Un premier facteur peut être recherché dans la modification du milieu lui-même. À la rentrée des vacances en septembre (2 ans 6 mois), l’enfant commence à sortir avec sa grande sœur pour jouer dans la cour de la cité avec d’autres enfants. Elle est encore trop petite pour participer à des jeux collectifs et, comme les enfants de cet âge, elle joue surtout pour elle-même au milieu des autres. Chez les enfants de la cité, les usages linguistiques varient dans toutes les proportions possibles entre l’usage purement dialectal et purement français. La proportion du dialecte est en gros plus élevée que dans le milieu familial. L’extension du milieu de vie de l’enfant ne se manifeste en tout cas pas par une modification dans la constitution du stock de mots, ni par une modification des observations qui ont toujours lieu dans le logement. Il faudra pour l’étude de l’évolution ultérieure de l’acquisition linguistique chez cette enfant retenir l’hypothèse d’une inférence de la pression dialectale dans le milieu de jeu sur l’ensemble de l’activité verbale de l’enfant.
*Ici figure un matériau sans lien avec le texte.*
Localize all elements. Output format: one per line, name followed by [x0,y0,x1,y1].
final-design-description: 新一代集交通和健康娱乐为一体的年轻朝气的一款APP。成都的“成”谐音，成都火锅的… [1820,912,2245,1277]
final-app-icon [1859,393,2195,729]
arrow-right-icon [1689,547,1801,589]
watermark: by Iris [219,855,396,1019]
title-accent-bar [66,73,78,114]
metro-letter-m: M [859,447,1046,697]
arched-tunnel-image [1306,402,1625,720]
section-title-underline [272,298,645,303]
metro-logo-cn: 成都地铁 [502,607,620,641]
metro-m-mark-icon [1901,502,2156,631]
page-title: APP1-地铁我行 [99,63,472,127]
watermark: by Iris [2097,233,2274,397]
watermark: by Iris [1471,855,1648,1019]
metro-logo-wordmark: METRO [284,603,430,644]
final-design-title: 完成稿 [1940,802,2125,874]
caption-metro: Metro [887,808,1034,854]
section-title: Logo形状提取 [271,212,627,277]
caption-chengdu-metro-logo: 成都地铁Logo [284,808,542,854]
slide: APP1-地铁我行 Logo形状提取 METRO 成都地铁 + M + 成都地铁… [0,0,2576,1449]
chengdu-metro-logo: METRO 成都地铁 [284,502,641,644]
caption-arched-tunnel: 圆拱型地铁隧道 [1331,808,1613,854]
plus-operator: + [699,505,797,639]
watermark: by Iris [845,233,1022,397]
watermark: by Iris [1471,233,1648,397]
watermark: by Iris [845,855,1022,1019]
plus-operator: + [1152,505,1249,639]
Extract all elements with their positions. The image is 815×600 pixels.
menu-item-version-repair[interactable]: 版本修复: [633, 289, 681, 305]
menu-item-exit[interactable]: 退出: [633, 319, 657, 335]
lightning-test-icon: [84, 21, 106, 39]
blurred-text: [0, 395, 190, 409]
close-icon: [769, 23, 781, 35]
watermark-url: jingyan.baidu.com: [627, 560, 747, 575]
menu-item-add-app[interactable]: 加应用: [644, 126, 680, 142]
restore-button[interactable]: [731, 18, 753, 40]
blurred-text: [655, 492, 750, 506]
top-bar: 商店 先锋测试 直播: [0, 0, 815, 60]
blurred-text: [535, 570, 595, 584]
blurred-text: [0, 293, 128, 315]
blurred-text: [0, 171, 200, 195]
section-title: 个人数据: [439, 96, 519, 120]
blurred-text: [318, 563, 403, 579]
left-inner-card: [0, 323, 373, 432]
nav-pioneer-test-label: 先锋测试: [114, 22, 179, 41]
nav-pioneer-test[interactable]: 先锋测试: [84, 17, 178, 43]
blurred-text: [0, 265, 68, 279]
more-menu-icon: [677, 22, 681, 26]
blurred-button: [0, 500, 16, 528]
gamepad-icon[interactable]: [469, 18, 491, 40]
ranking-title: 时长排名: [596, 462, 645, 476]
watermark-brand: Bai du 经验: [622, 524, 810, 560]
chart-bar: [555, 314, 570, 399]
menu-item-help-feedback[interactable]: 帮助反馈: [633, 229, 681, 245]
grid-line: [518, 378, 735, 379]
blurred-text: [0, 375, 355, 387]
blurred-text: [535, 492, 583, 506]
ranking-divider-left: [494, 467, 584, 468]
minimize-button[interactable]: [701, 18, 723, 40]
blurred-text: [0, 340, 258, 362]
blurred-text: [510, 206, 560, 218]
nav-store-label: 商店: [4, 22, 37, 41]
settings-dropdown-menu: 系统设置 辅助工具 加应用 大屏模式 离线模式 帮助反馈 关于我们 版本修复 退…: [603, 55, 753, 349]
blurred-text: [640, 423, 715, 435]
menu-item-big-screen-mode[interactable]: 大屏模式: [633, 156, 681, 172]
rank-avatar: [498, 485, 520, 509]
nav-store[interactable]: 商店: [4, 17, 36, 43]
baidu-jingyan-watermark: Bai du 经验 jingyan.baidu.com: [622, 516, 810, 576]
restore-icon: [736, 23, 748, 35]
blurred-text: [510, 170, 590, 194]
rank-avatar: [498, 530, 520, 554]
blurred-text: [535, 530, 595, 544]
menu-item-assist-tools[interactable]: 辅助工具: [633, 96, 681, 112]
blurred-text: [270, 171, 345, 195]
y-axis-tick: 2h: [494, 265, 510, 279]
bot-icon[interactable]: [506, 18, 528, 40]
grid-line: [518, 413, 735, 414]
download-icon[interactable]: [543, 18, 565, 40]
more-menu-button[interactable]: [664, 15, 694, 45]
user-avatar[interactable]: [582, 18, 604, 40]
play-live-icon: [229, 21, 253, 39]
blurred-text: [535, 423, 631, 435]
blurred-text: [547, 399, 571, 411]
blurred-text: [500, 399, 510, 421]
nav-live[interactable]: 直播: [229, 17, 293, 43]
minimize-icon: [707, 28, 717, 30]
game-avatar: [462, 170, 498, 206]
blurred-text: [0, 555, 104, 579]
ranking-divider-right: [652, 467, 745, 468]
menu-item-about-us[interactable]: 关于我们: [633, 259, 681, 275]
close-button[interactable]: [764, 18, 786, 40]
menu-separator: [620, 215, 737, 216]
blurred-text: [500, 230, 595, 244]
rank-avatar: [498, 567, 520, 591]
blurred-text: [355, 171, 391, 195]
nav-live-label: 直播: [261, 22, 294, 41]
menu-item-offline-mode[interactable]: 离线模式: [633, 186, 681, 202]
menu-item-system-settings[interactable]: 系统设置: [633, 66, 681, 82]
Un deuxième facteur peut être dégagé de l’analyse qualitative des mots dialectaux relevés dans les phrases mixtes. Le poids du dialecte dans la production des phrases repose sur 46 mots et plus particulièrement sur 6 mots. Ceux-ci apparaissent comme privilégiés, peut-être par leur structure phonétique mais essentiellement par leur économie. Ceci nous amène à une remarque d’ordre général sur l’apprentissage linguistique. On a trop tendance à parler de l’apprentissage enfantin du langage, il faudrait garder à l’esprit qu’il s’agit de la formation d’un langage de l’enfant. Mis en présence d’un langage complexe, l’enfant retient le matériel nécessaire à sa fonction de communication et souvent crée les mots qui assurent la communication le plus économiquement : pour obtenir du chocolat, Ève utilise /ga/, ce terme n’a aucun homonyme ni en français, ni en dialecte, il ne prête pas à confusion, son usage est maintenu aussi longtemps que les échanges sociaux de l’enfant sont limités à la famille qui accepte cet usage et y répond.
Conclusions
L’apprentissage du langage par le petit enfant en milieu bilingue suit en gros le même rythme que celui de l’enfant unilingue en ce qui concerne les caractéristiques suivantes : nombre de mots, construction des phrases et longueur de la phrase. L’acquisition des différents termes dans chacune des langues suit une progression qui dépend des proportions d’usage des deux systèmes linguistiques dans le milieu familial.
L’observation de détail met en évidence des périodes critiques au cours de l’acquisition. Une de ces périodes critiques se caractérise par la présence de termes dialectaux doublés de leurs synonymes français (doublets), cette période est limitée en durée et se situe autour de 2 ans 7 mois. Une autre période critique se caractérise par la construction de phrases mélangées du point de vue de l’appartenance linguistique des termes utilisés. Cette période commence à 2 ans 6 mois et se continue encore au moment où s’arrête la présente étude, c’est-à-dire à l’âge de 3 ans. L’étude d’un modèle probabiliste simple suggère l’idée que pendant cette deuxième période critique, l’enfant puise plus ou moins au hasard dans le stock unique que constitue l’ensemble de son vocabulaire ; l’étude des termes dialectaux utilisés dans les phrases mélangées suggère l’idée que l’enfant procède selon certaines conditions d’économie pour l’information qu’elle veut transmettre.